Ein großer Schritt ins Leben für jedes Kind ist der Start in den Kindergarten. Aus dem Kleinkindalter herausgewachsen, wird euer Sprössling nun zunehmend unabhängiger. Es stellen sich ganz neue Fragen, bei denen euch unser Forum hilfreich zur Seite stehen kann.

Beitrag von isis200278 08.09.08 - 09:09 Uhr

Hallo,

seit 01.09 geht meine Tochter in den Kindergarten und es wird jeden morgen schlimmer. Am 1. Tag ging sie noch gerne und hat auch nicht geweint. Am nächsten Tag hat sie ein wenig gejammert. Das hat sich die nächsten Tage bis heute immer gesteigert. Sie fing heute schon nach dem Aufstehen ja zu weinen hat sich dann wieder etwas gefangen und hat dann im Kindergarten so richtig losgelegt. Die Erzieherinn meint es wäre besser wenn ich schnell gehen so gewöhn sie sich besser daran (alos kurz und schmerzlos). Am Freitag hat sie auch so geweint und lt. Erzieherin soll sie nach ein paar Minuten aufgehört haben. Als ich sie dann abgeholt habe wollte sie auch noch dableiben und noch mit den Kindern spielen.

Es fällt mir so schwer sie schreiend im Kindergarten zu lassen, heute sind mir die Tränen gekommen. Ich weiß nicht was ich machen soll.

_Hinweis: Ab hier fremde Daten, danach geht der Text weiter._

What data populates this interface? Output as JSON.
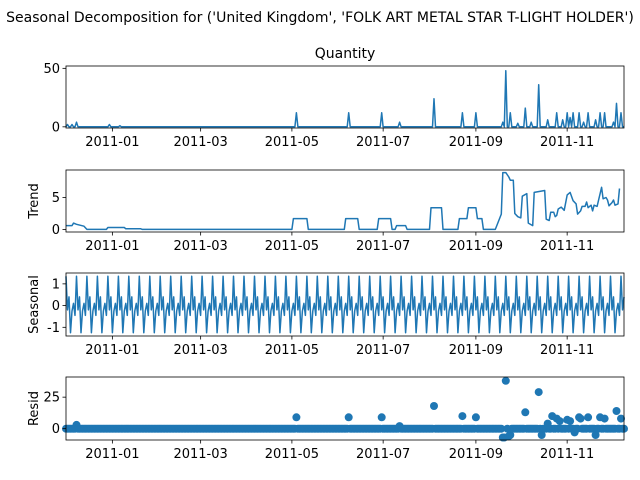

Soll ich ihr nachgeben und sie noch ein paar Tage oder Wochen zu Hause lassen oder soll ich das ganze jetzt durchziehen und hoffen das es sich in ein paar Tagen gibt.

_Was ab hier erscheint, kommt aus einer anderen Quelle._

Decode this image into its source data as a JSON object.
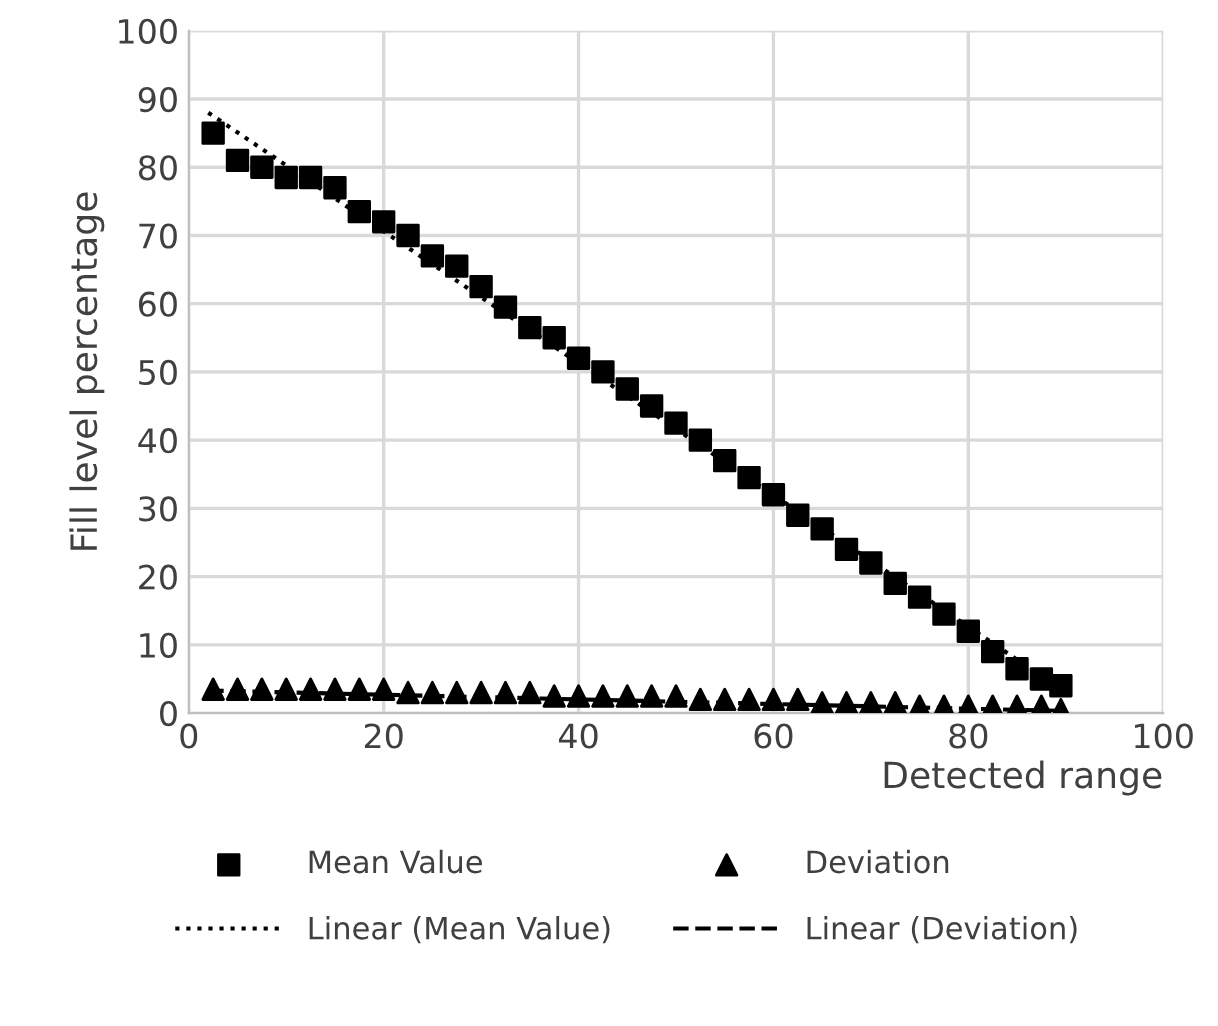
{
  "chart_data": {
    "type": "scatter",
    "xlabel": "Detected range",
    "ylabel": "Fill level percentage",
    "xlim": [
      0,
      100
    ],
    "xticks": [
      0,
      20,
      40,
      60,
      80,
      100
    ],
    "ylim": [
      0,
      100
    ],
    "yticks": [
      0,
      10,
      20,
      30,
      40,
      50,
      60,
      70,
      80,
      90,
      100
    ],
    "grid": true,
    "legend": "bottom",
    "series": [
      {
        "name": "Mean Value",
        "marker": "square",
        "color": "#000000",
        "x": [
          2.5,
          5,
          7.5,
          10,
          12.5,
          15,
          17.5,
          20,
          22.5,
          25,
          27.5,
          30,
          32.5,
          35,
          37.5,
          40,
          42.5,
          45,
          47.5,
          50,
          52.5,
          55,
          57.5,
          60,
          62.5,
          65,
          67.5,
          70,
          72.5,
          75,
          77.5,
          80,
          82.5,
          85,
          87.5,
          89.5
        ],
        "values": [
          85,
          81,
          80,
          78.5,
          78.5,
          77,
          73.5,
          72,
          70,
          67,
          65.5,
          62.5,
          59.5,
          56.5,
          55,
          52,
          50,
          47.5,
          45,
          42.5,
          40,
          37,
          34.5,
          32,
          29,
          27,
          24,
          22,
          19,
          17,
          14.5,
          12,
          9,
          6.5,
          5,
          4
        ]
      },
      {
        "name": "Deviation",
        "marker": "triangle",
        "color": "#000000",
        "x": [
          2.5,
          5,
          7.5,
          10,
          12.5,
          15,
          17.5,
          20,
          22.5,
          25,
          27.5,
          30,
          32.5,
          35,
          37.5,
          40,
          42.5,
          45,
          47.5,
          50,
          52.5,
          55,
          57.5,
          60,
          62.5,
          65,
          67.5,
          70,
          72.5,
          75,
          77.5,
          80,
          82.5,
          85,
          87.5,
          89.5
        ],
        "values": [
          3.5,
          3.5,
          3.5,
          3.5,
          3.5,
          3.5,
          3.5,
          3.5,
          3,
          3,
          3,
          3,
          3,
          3,
          2.5,
          2.5,
          2.5,
          2.5,
          2.5,
          2.5,
          2,
          2,
          2,
          2,
          2,
          1.5,
          1.5,
          1.5,
          1.5,
          1,
          1,
          1,
          1,
          1,
          1,
          0.5
        ]
      },
      {
        "name": "Linear (Mean Value)",
        "type": "line",
        "line_style": "dotted",
        "color": "#000000",
        "x": [
          2,
          90
        ],
        "values": [
          88,
          3
        ]
      },
      {
        "name": "Linear (Deviation)",
        "type": "line",
        "line_style": "dashed",
        "color": "#000000",
        "x": [
          2,
          90
        ],
        "values": [
          3.3,
          0.3
        ]
      }
    ]
  }
}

Würde mich über einen guten Rat freuen.

Bis dann

Tanja

Beitrag von anja1982 08.09.08 - 09:14 Uhr

Hallo Tanja,

einen Rat kann ich dir leider auch nicht geben, aber ich bin eine Leidensgenossin.

Noah geht jetzt schon seit dem 11.08. in den Kindergarten, es war jeden Morgen ein geweine und am 14.08. musste ich dann ins Krankenhaus zur Entbindung. Von da an klappte es total super und er ging auf einmal gerne in den Kindergarten.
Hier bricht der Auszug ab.